Look into F-clean products for the walls of your greenhouse.

Murray Hallam has created a plan for an aquaponics system which has enough growbeds for a family of 4. It is called Indy23.

There was an article in the St. Paul Pioneer Press this past summer about a warehouse in Maplewood that is using a completely closed water system to raise fish and feed plants indoors. I found it fascinating that the system was paying for itself even with the costs associated with lighting, heating and cooling. Tanks on the ground floor is a very good idea and since heat rises, a greenhouse upstairs might work in the winter but I don't believe you'd get enough sun to grow much without supplemental light. A roof system made from clear fiberglass panels could be considered but it's not very energy efficient either summer or winter. Dave
5 years ago
I don't own a barn but have always wanted one. I do own a 1889 balloon framed 3 storey Victorian that might qualify somewhat though. Here's what I did and what I would suggest -

Don't remove the roof or sidewall on the second level. I don't think the structure would standup anymore in high wind conditions and you still have to put water shedding somewhere.

From what I read previously, I was of the impression that the water tanks for the fish farming would go on the second level. Unless you're sharing that space within the greenhouse, I'm confused by the large tanks on the bottom level. If they are just water tempering holding tanks, that makes some sense.

On my own home I used fiberglass on the perimeter walls to fill between the studs. I then added a poly vapor barrier and 3/4" foam for an additional thermal break and then placed 5/8" rock over that for fire code and an additional thermal mass...now only the heads of the attachment screws get cold - the inside stays at a pretty even temp like the inside of a cooler.

I added insulation between my second level ceiling joists to R19 with a vapor barrier there too! No foam there but it would make sense if you were trying to keep each level at its own humidity level. I continued into the 3rd storey rafters where I built them out to get to an R40 and added vapor barrier and the foam again with the rock over that. I did place a spacer against the roof decking a vented the ridge with an intake at the eaves. Be sure to plan on keeping the critters out, insects, bats, and squirrels.

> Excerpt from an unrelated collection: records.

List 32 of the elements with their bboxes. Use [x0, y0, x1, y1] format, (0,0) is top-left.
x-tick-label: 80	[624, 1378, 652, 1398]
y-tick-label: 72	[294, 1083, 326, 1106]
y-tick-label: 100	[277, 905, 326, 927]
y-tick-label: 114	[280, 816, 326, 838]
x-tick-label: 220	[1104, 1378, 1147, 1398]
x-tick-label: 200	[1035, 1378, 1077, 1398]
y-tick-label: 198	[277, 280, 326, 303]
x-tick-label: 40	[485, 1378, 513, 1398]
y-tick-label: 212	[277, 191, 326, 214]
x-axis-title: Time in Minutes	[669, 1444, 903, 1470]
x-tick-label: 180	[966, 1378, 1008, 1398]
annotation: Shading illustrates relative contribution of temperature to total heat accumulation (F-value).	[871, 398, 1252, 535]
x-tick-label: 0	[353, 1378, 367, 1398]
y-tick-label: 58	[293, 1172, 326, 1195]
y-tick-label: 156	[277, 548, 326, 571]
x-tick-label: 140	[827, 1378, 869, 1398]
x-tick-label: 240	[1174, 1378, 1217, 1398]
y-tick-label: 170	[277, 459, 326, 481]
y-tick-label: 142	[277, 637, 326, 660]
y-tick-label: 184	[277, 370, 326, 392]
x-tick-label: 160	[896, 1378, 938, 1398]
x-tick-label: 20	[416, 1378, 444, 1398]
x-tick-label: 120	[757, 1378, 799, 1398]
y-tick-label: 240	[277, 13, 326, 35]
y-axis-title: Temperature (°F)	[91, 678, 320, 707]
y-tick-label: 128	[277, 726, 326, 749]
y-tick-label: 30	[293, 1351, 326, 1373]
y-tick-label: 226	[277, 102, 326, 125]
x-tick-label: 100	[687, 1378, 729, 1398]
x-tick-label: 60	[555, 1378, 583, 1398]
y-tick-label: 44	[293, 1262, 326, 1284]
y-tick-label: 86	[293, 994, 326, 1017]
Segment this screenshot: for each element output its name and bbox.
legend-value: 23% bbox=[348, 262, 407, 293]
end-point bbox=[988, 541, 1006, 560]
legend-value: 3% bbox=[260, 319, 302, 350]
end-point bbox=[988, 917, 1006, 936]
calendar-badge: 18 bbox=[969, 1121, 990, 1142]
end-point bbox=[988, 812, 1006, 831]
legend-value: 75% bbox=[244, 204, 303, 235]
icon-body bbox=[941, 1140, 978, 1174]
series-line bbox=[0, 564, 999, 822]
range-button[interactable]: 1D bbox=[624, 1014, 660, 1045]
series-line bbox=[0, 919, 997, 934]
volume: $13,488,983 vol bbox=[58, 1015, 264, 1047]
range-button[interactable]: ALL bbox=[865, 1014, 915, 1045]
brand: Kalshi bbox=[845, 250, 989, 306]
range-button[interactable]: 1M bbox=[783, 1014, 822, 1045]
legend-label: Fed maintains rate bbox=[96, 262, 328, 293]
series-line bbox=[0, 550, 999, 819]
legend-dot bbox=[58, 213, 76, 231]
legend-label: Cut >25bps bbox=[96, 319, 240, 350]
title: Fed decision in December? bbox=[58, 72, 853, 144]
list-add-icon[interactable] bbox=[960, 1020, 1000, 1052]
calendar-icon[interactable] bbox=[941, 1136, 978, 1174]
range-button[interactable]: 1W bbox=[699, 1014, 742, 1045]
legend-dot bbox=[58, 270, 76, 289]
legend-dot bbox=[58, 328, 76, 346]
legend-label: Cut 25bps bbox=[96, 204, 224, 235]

If you're planning on adding tanks within the greenhouse 2nd level, I'd suggest concrete block support columns filled with sand, aggregate, etc. for more thermal mass with a water piping system internal so you could use it to temper the water system for both summer and winter...copper not being needed since you want a slow exchange anyway.

The concrete floor on the first level can provide more tempering if you put in a raised floor and piping underneath. In the winter, it can be heated even though it will sink heat into the ground, it will provide more thermal mass. In the summer that ground temp can provide some cooling though.

I think it's obvious that you want some sort of heat exchanger for the water piping system from the stove(s) and I would try to use an open water reservoir with piping within and a auto refill system like on a toilet tank and control loop so it adds heat normally but can be shut off when not needed.

Just a few ideas based upon what I've seen.